Friday, October 17, 2008

N.T. Wright and Ben Witherington on the Authority of the Bible



Ben Witherington, to begin his The Living Word of God: Rethnking the Theology of the Bible, cites this long quote from N.T. Wright. I very much like Ben's book, and very much like this NTW quote. Having been trained in some of the ideas Wright is speaking against, I am so thankful for this perspective which is far more biblically accurate. Here it is:

"The question of biblical authority, of how there can be such a thing as an authoritative Bible, is not, then, as simple as it might look... A regular response to these problems is to say that the Bible is a repository of timeless truth. There are some senses in which that is true. But the sense in which it is normally meant is certainly not true. The whole Bible from Genesis to Revelation is culturally conditioned.
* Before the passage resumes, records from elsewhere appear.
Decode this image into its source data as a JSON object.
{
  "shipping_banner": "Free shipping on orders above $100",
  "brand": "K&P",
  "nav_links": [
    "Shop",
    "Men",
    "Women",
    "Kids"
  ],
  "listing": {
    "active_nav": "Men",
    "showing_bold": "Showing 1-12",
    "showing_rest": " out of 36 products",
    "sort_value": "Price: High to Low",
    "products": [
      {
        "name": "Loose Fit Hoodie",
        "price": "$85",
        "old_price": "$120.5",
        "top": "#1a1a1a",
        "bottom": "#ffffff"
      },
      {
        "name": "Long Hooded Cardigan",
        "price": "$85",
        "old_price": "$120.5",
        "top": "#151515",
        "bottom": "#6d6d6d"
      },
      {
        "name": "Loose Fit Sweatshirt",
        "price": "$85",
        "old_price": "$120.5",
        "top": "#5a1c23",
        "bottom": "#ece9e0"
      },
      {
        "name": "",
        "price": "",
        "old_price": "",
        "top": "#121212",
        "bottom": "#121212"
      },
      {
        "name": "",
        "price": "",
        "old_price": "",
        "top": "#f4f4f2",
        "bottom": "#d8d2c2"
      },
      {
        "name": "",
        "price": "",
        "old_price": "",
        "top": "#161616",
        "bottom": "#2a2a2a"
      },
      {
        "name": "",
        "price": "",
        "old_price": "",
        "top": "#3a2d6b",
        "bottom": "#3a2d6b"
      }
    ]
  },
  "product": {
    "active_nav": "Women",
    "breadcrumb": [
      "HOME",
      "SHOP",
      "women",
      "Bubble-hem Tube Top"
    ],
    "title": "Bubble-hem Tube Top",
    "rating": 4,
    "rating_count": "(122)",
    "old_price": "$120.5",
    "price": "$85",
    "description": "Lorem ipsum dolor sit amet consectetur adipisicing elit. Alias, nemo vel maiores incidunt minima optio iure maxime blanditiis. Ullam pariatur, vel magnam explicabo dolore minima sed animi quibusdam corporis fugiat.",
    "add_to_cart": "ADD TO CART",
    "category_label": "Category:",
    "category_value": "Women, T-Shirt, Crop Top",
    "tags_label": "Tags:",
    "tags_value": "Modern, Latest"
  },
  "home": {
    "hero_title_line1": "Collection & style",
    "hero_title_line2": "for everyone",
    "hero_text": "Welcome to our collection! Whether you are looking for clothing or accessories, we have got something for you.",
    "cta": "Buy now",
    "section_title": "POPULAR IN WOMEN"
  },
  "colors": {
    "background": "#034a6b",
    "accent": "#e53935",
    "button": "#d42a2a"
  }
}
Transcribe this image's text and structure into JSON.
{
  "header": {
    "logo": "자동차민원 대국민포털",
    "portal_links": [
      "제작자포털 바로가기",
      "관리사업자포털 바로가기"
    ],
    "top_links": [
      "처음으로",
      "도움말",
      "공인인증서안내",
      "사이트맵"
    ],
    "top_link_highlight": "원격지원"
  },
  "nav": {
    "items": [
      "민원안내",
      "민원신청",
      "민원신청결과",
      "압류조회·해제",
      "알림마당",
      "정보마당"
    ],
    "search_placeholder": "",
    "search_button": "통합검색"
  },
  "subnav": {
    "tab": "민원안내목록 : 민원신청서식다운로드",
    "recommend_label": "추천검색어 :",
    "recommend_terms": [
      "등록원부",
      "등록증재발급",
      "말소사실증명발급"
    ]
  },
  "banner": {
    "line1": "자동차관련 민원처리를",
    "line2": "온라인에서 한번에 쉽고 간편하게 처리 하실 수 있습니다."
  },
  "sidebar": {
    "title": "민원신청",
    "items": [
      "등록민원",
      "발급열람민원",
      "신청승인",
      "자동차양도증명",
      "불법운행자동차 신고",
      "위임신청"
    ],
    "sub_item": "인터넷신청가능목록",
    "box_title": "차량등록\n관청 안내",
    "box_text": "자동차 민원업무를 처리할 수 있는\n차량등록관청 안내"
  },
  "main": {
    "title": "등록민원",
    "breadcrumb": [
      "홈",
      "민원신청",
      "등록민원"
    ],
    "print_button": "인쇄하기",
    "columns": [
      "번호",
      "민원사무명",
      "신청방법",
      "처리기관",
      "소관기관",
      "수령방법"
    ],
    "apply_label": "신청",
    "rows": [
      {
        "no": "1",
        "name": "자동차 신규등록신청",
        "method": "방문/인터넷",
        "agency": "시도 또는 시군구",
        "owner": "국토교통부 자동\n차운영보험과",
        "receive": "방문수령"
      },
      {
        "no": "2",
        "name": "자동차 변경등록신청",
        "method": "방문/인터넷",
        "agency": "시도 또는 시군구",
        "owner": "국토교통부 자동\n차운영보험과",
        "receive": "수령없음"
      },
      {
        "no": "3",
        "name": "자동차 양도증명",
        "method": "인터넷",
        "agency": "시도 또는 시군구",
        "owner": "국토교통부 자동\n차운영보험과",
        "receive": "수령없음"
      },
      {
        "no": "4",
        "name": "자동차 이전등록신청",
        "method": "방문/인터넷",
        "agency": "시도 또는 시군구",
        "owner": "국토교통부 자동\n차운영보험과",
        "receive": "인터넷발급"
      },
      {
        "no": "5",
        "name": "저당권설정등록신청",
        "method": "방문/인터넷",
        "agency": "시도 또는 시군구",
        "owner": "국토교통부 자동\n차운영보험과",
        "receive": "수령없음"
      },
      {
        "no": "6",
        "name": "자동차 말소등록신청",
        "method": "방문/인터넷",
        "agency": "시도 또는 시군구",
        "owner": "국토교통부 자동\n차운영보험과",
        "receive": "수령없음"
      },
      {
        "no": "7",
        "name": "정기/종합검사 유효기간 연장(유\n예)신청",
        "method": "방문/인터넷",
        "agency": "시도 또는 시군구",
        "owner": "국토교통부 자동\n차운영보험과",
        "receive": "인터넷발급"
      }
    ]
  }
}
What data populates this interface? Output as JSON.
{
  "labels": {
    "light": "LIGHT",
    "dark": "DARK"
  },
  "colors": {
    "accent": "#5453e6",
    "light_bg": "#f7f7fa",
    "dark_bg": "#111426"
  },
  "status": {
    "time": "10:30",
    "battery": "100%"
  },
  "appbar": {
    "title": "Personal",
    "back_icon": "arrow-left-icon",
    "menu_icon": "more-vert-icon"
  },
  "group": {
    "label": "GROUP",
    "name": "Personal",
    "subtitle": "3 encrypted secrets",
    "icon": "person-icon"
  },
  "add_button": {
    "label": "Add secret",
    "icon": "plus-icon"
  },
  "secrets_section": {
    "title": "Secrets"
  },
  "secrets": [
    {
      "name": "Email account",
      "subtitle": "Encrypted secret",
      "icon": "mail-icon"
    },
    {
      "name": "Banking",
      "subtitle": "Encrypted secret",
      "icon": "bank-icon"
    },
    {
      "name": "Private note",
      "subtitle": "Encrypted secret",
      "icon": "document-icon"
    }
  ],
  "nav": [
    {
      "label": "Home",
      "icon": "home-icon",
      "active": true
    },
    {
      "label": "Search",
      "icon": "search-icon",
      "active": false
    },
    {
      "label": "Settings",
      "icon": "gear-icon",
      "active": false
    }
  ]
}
It is all written in the language of particular times, and evokes the cultures in which it came to birth. It seems, when we get close up to it, as though, if we grant for a moment that in some sense or other God has indeed inspired this book, he has not wanted to give us an abstract set of truths unrelated to space and time. He has wanted to give us something rather different, which is not (in our post-enlightenment world) nearly so easy to handle as such a set of truths might seem to be. The problem of the gospels is one particular instance of this question. And at this point in the argument evangelicals often lurch towards Romans as a sort of safe place where they can find a basic systematic theology in the light of which one can read everything else. I have often been assured by evangelical colleagues in theological disciplines other than my own that my perception is indeed true: namely, that the Protestant and evangelical tradition has not been half so good on the gospels as it has been on the epistles. We don’t quite know what to do with them. Because, I think, we have come to them as we have come to the whole Bible, looking for particular answers to particular questions. And we have thereby made the Bible into something which it basically is not.... into a set of abstract truths and rules - abstract devotional doctrinal, or evangelsitics snippets here and there."